President Putin told Russians that the time would come last month when he would name his possible successor in the Kremlin, but said the choice would ultimately be with voters.
‘Training camps’ for T cells ‘behind strong immune response in adenovirus shots’
Covid vaccines, such as those developed by Oxford/AstraZeneca and Johnson & Johnson, scientists say promote “training camps” for infection-fighting cells that make the shots highly effective at providing long-term protection.
Research from the University of Oxford suggests that adenovirus vaccines can generate “strong and persistent populations” of a group of cells in the immune system known as “killer” T cells, which find and destroy infected cells turned into virus-making factories.
This type of vaccine uses a harmless, modified version of a chimpanzee adenovirus (ChAdOx1) to invade human cells and elicit an immune response.
The findings, published in the journal Nature Immunology, are based on studies conducted on animal models.
Paul Klenerman, Sidney Truelove professor of gastroenterology in the Nuffield Department of Medicine at the University of Oxford, and one of the lead authors of the paper, said: ‘Millions of people around the world will have received adenovirus vaccines – not just the Oxford/ AstraZeneca vaccine , but the J&J vaccine, and also the Chinese and Russian versions.
‘The ultimate goal of these vaccines is to induce long-term protection of the immune system using both antibodies and T cells.
“This research helps us understand more about the vaccination process and why the effects on killer T cells are so long-lasting.”
Novetta found that the Russian vaccine had the “second highest percentage of positive citations (66 percent) in African media coverage” and the “second lowest negative perception (11 percent)”.
“In promoting its vaccine, Russia has used the proven propaganda method of publishing a large number of positive news stories on various media platforms that rely on dubious information”
President Vladimir Putin has told Russians to get vaccinated against COVID-19 amid a spate of cases, saying for the first time that he had received Russia’s Sputnik V injection.
The Kremlin had previously said Putin, 68, had received a two-dose vaccine in March and April, but it did not provide further details or release images of him receiving it.
That lack of publicity came into the limelight as officials worried about slow recording to persuade or force people to take the COVID-19 footage, which is readily available.

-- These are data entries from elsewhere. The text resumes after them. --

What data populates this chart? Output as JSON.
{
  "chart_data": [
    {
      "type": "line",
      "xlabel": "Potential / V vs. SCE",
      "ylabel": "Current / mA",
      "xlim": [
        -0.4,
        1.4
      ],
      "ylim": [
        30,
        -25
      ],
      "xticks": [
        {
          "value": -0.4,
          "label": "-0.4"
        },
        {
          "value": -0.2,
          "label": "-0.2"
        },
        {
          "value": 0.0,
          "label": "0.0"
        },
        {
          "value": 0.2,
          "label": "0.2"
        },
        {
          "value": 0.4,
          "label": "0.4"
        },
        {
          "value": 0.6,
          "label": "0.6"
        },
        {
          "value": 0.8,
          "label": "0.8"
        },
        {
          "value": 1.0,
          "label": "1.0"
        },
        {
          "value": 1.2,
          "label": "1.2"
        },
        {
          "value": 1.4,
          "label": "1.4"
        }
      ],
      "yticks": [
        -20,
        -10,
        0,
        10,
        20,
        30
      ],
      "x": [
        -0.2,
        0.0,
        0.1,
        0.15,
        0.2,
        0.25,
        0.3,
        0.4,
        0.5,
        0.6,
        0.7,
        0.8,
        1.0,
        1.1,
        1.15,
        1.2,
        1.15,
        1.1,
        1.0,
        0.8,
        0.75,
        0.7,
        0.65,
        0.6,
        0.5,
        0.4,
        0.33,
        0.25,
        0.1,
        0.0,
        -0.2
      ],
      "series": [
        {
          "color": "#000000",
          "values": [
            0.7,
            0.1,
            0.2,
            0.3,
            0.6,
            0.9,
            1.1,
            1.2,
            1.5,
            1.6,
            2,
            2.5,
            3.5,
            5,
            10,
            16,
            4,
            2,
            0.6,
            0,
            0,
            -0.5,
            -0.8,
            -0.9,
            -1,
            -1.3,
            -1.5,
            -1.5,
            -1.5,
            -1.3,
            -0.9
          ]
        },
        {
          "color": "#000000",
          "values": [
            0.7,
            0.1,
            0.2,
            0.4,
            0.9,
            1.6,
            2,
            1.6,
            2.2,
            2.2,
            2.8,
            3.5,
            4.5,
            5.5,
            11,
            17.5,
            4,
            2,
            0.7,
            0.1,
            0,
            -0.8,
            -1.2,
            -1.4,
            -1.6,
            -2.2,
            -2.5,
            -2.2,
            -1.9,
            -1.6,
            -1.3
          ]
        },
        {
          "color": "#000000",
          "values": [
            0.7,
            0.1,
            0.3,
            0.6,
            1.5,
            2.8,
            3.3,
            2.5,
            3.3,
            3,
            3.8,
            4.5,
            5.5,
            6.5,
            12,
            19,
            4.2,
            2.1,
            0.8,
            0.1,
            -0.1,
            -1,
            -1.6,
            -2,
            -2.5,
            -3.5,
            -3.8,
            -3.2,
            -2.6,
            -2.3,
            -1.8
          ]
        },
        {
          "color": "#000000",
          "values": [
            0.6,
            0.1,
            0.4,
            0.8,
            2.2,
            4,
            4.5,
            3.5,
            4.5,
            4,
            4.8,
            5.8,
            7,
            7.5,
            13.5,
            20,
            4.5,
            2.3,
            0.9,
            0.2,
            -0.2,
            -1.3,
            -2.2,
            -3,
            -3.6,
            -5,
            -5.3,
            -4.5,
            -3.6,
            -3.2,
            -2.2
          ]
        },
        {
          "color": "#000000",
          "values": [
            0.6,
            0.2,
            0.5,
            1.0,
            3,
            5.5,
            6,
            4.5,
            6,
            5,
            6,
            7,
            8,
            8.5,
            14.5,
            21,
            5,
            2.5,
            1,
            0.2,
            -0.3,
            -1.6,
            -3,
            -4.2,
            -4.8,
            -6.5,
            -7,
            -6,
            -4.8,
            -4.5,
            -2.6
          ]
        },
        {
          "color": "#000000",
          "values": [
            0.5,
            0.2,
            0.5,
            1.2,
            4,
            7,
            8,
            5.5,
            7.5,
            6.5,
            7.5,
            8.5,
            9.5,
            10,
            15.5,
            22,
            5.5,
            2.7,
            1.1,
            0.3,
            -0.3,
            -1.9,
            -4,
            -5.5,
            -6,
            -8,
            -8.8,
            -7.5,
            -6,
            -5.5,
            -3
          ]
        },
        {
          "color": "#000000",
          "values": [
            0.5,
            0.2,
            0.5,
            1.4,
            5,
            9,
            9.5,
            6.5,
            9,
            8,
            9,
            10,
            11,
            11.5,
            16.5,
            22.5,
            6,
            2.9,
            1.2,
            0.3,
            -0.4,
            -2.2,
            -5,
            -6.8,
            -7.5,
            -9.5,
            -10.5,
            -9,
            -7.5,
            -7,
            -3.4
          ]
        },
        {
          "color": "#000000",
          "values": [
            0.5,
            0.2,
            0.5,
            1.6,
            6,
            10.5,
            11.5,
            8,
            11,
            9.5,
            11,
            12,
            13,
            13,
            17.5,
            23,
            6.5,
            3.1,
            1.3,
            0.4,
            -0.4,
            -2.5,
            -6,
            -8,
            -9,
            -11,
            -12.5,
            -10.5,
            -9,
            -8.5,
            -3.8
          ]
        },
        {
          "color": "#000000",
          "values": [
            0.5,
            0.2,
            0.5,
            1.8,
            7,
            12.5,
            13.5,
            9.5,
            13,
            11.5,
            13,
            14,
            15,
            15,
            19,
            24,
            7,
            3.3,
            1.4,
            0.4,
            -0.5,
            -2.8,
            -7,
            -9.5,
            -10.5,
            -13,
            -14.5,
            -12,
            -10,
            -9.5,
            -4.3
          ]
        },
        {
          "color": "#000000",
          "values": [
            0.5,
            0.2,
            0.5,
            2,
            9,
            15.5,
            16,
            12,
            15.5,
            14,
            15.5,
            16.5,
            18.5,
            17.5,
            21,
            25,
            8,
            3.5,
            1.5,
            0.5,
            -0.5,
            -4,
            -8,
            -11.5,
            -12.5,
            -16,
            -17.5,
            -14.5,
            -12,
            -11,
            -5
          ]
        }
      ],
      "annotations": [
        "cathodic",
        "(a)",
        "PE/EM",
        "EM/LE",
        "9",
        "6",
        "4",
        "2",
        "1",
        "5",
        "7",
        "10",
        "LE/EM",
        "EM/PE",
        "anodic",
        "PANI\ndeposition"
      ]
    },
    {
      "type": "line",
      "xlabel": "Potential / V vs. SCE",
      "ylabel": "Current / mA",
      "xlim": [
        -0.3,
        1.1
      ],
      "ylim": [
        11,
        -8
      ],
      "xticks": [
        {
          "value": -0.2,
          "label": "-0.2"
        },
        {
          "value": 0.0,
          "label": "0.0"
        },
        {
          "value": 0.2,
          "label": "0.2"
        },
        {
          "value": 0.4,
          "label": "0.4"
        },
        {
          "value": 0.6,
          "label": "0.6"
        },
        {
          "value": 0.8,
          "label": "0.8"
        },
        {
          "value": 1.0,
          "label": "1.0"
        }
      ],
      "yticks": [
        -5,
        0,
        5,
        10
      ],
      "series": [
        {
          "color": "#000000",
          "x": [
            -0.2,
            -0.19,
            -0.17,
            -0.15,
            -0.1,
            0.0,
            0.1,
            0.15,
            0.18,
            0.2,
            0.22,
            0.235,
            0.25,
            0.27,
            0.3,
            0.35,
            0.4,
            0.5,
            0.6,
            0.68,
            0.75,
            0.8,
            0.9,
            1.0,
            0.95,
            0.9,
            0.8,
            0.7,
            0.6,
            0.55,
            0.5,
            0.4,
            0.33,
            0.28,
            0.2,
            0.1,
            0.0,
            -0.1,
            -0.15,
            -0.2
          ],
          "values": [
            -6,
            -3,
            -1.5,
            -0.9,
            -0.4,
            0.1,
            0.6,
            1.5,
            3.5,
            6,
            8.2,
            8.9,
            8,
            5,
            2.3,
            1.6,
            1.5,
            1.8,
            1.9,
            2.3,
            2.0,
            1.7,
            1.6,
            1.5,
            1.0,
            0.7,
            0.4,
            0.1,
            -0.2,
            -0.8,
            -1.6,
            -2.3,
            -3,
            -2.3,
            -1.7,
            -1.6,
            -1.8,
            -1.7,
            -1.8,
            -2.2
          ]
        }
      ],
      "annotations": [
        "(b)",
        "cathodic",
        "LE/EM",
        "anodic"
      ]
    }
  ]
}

It comes as President Putin told Russians last month that the time would come when he would name his possible successor in the Kremlin, but said the choice would ultimately be with voters.
Putin said he was asked not to disclose his name so as not to give the product a competitive advantage, but went on to say it was Sputnik V. Moscow has not approved any foreign vaccines.
“I thought I needed to be protected as long as possible. So I chose to be vaccinated with Sputnik V. The army is vaccinated with Sputnik V, and after all I am the commander in chief,” he said.
“After the first shot, I didn’t feel anything at all. About four hours later there was some tenderness where I had the injection. The second I did in the afternoon. At midnight I took my temperature. It was 37.2 (Centigrade). I went to sleep, woke up and my temperature was 36.6. That was it.
“I am not in favor of mandatory vaccination and I will continue to hold this position,” Putin said.
Russia launched its vaccination program in January with the goal of vaccinating 60% of the population in the fall, but the Kremlin said the low uptake this week meant it would miss that target.